Hidden Figures (book)


Hidden Figures: The American Dream and the Untold Story of the Black Women Who Helped Win the Space Race is a 2016 nonfiction book written by Margot Lee Shetterly. Shetterly started working on the book in 2010. The book takes place from the 1930s through the 1960s when some viewed women as inferior to men. The biographical text follows the lives of Katherine Johnson, Dorothy Vaughan, and Mary Jackson, three mathematicians who worked as computers at NASA, during the space race. They overcame discrimination there, as women and as African Americans.
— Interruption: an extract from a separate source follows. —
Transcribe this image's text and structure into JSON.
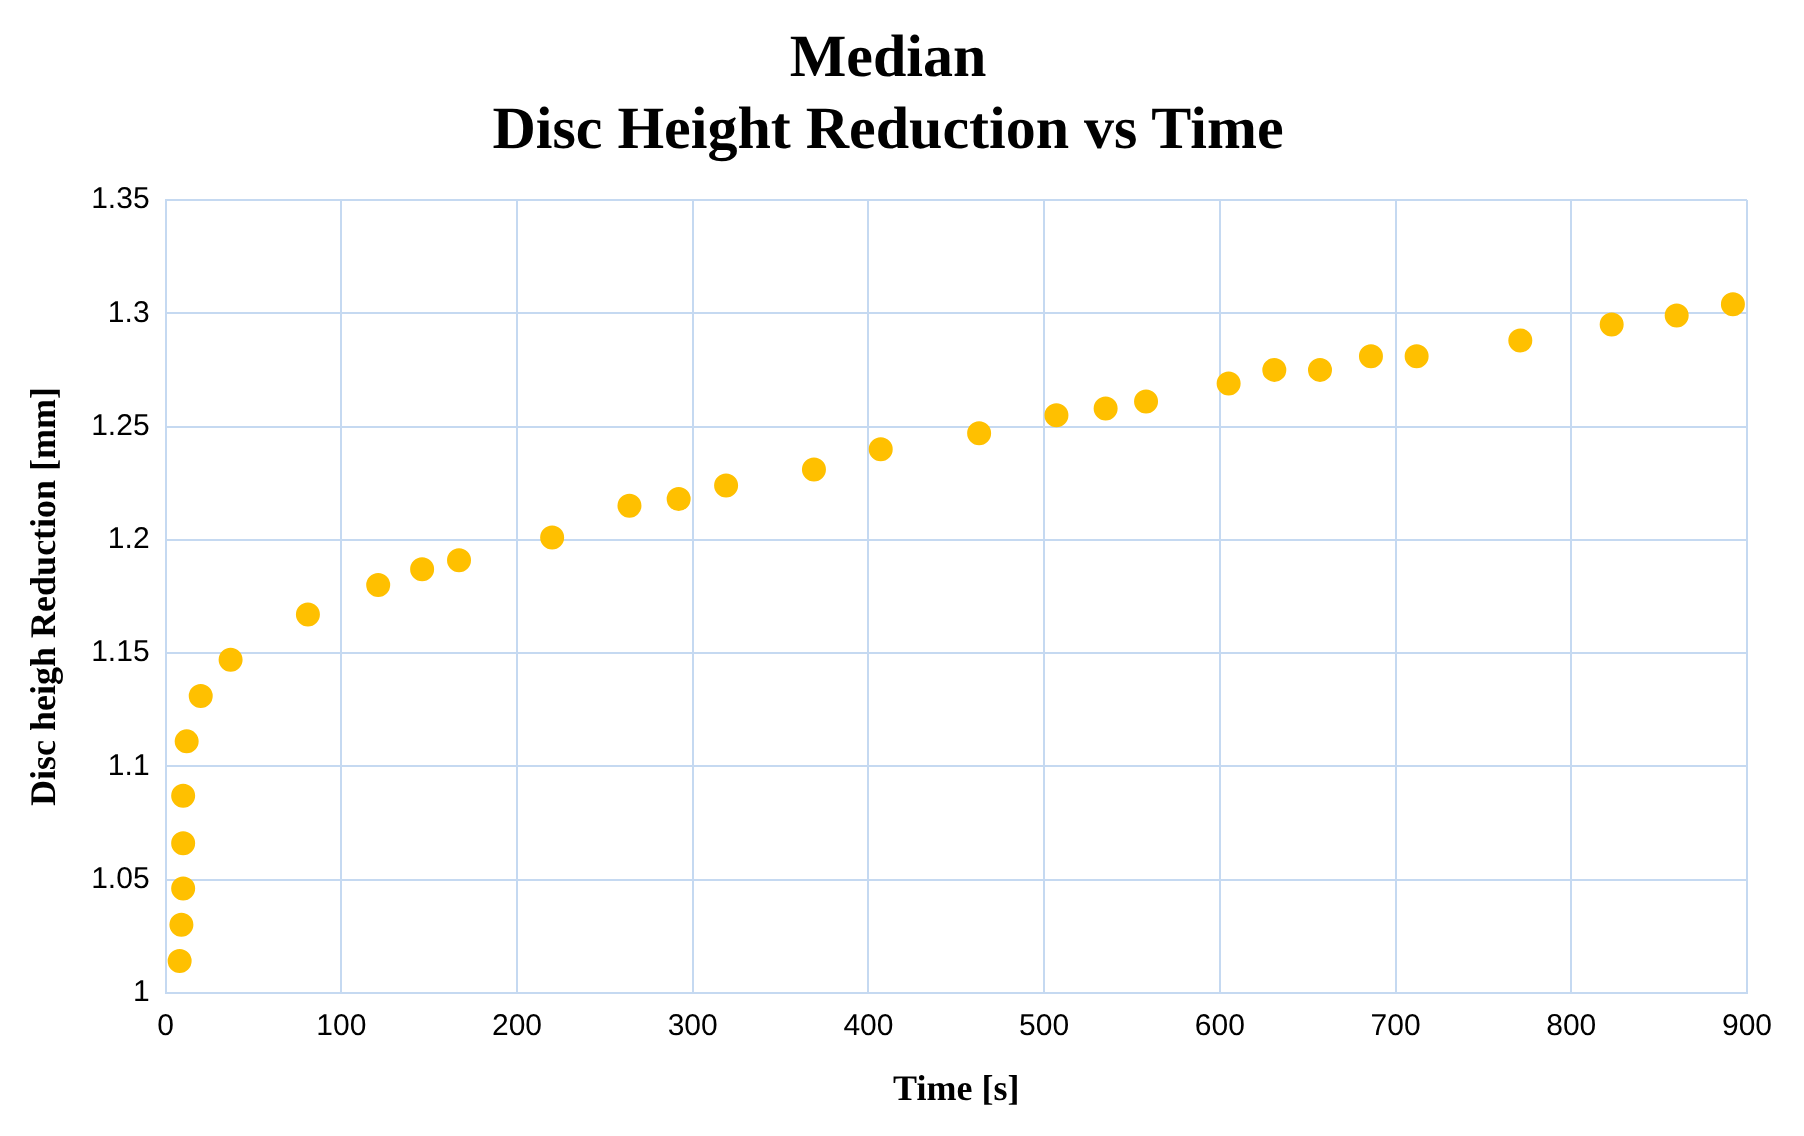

Also featured is Christine Darden, who was the first African-American woman to be promoted into the Senior Executive Service for her work in researching supersonic flight and sonic booms.
The book reached number one on The New York Times Non-Fiction Best Sellers list and got the Anisfield-Wolf Book Award for Nonfiction in 2017. The book was adapted as a film by the same name, released in 2016, that was nominated for three Oscars. It received numerous other awards.

Topic

Hidden Figures tells the story of three African-American women who worked as computers to solve problems for engineers and others at NASA. For the first years of their careers, the workplace was segregated and women were kept in the background as human computers. Author Margot Lee Shetterly's father was a research scientist at NASA who worked with many of the book's main characters.
The book explains how these three historical women overcame discrimination and racial segregation to become three American achievers in mathematics, scientific and engineering history. The main character, Katherine Johnson, calculated rocket trajectories for the Mercury and Apollo missions. Johnson successfully "took matters into her own hands"; by being assertive with her supervisor; when her mathematical abilities were recognized, Katherine Johnson was allowed into all male meetings at NASA.

Film

The book was adapted as a film of the same name, written by Theodore Melfi and Allison Schroeder, and directed by Melfi. It was released on December 25, 2016 to positive reviews from critics, and received a nomination for Best Picture at the 89th Academy Awards. It received numerous other nominations and awards. Taraji P. Henson starred as mathematician Katherine Johnson, Octavia Spencer played Dorothy Vaughan, an African-American mathematician who worked for NASA in 1949, and Janelle Monáe played Mary Jackson, the first female African-American engineer to work for NASA. The movie made 231.3 million USD. The budget of the film was 25 million USD.
While the film is based on the book, author Margot Lee Shetterly agrees that there are differences between the two, and she finds that to be understandable.
For better or for worse, there is history, there is the book and then there's the movie. Timelines had to be conflated and composite characters, and for most people have already taken that as the literal fact.... You might get the indication in the movie that these were the only people doing those jobs, when in reality we know they worked in teams, and those teams had other teams. There were sections, branches, divisions, and they all went up to a director. There were so many people required to make this happen.... It would be great for people to understand that there were so many more people. Even though Katherine Johnson, in this role, was a hero, there were so many others that were required to do other kinds of tests and checks to make mission come to fruition. But I understand you can't make a movie with 300 characters. It is simply not possible.

Other adaptations

In 2016 a Young Reader's Edition was released for readers ages 8–12.